Presence — active/away/auto; ephemeral in Redis; not durable history. Typing — fire-and-forget events; drop under load. Huddles/calls — separate media SFU path; signaling may start in chat but bytes do not traverse message store.

Step 15 — Technical layer: Web API methods

Method	Purpose
`chat.postMessage`	Send message to channel/DM
`conversations.history`	Paginate messages (`cursor`, `limit`)
`conversations.replies`	Thread messages
`search.messages`	Query index (`query`, filters)
`users.conversations`	List channels/DMs for user
`reactions.add`	Emoji reaction on `ts`

Post message (illustrative HTTP):

POST https://slack.com/api/chat.postMessage
Authorization: Bearer xoxb-…
Content-Type: application/json

{
  "channel": "C01234567",
  "text": "Deploying v2.3",
  "blocks": [ … ],
  "client_msg_id": "uuid-4f2a-…"
}

→ 200
{ "ok": true, "channel": "C01234567", "ts": "1716123456.789012", "message": { … } }

WebSocket event envelope (simplified):

{
  "type": "event_callback",
  "event": {
    "type": "message",
    "channel": "C01234567",
    "user": "U09…",
    "text": "Deploying v2.3",
    "ts": "1716123456.789012"
  }
}

Step 16 — Reliability, observability, and failure modes

Duplicate posts — enforce client_msg_id; return original ts on retry.
Gateway partition — client reconnect + conversations.history gap fill since last ts.
@channel abuse — rate limits, admin audit, disable in mega-channels.
Indexer lag — monitor Kafka consumer lag; search SLA separate from chat SLA.
Webhook retries — apps must dedupe by event_id.

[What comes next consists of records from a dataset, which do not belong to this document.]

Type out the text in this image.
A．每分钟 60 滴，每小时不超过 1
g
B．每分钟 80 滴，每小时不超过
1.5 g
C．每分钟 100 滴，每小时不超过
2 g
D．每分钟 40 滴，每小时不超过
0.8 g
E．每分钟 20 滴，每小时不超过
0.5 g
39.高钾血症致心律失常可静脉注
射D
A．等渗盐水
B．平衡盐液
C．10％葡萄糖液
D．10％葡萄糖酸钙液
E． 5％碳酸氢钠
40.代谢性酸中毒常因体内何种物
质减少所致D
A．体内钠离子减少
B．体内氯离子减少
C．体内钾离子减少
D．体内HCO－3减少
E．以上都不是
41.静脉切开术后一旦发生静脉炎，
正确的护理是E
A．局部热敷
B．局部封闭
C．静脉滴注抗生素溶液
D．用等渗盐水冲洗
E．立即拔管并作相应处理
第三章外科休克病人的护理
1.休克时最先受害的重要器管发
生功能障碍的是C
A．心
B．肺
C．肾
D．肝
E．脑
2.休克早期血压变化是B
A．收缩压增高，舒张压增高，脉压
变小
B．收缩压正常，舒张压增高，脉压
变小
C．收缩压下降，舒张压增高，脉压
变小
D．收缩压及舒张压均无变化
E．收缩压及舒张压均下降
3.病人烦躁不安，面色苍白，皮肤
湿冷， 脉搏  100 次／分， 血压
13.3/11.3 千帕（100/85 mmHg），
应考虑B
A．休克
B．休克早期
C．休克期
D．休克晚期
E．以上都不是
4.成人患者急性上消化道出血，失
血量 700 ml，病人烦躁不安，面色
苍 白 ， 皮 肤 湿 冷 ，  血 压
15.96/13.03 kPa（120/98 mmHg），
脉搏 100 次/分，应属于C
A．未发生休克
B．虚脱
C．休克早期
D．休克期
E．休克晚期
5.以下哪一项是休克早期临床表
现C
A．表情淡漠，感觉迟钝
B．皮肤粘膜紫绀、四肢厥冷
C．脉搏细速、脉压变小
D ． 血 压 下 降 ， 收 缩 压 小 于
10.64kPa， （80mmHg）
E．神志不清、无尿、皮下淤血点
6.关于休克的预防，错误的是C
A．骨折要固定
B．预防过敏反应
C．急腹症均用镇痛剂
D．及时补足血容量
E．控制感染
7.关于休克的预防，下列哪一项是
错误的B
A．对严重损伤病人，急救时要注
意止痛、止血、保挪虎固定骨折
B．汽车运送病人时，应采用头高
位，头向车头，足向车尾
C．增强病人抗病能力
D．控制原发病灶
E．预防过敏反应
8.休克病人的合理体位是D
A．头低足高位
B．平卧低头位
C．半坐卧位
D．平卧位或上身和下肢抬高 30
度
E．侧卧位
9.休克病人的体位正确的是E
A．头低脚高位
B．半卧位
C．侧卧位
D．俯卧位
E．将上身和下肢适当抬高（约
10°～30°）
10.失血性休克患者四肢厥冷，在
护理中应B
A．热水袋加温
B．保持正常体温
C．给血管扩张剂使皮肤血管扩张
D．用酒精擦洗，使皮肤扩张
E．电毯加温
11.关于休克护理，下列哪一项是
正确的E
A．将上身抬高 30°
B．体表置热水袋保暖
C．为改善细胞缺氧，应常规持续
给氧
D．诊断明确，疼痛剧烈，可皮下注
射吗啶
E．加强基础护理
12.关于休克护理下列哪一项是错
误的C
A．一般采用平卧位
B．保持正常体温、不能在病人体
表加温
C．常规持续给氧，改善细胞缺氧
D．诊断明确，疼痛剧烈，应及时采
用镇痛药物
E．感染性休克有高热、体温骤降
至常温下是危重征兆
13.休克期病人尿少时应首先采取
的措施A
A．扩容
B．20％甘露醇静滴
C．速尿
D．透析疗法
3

Metrics: post p95, WS connect success, fan-out queue depth, push delivery rate, search lag, API 429 rate.

Step 17 — Goals → knobs (quick reference)

Goal	Knob
Messages feel instant	Write-then-push, regional gateways, lean event payloads
Find anything later	Search cluster capacity, file text extraction, retention policy
Safe enterprise	SSO, SCIM, Grid isolation, audit exports, DLP scanning
Survive #general	Mention gates, fan-out batching, optional slow mode
Rich integrations	Scoped bots, signed webhooks, Socket Mode for firewalled apps

Step 18 — Close the loop (what to practice)

On a whiteboard: three loops, one chat.postMessage, show WebSocket fan-out vs search indexer.

Out loud: difference between channel message and thread reply; how @here differs from @channel.

With the technical section: trace post → ts → gateway event → search.messages minutes later.

The one line to remember

Slack-class systems are durable chat logs per conversation plus a realtime event fan-out layer and a search pipeline playing catch-up. Get ordering and ACL right on write; push fast to sockets; let search and unfurls be asynchronous.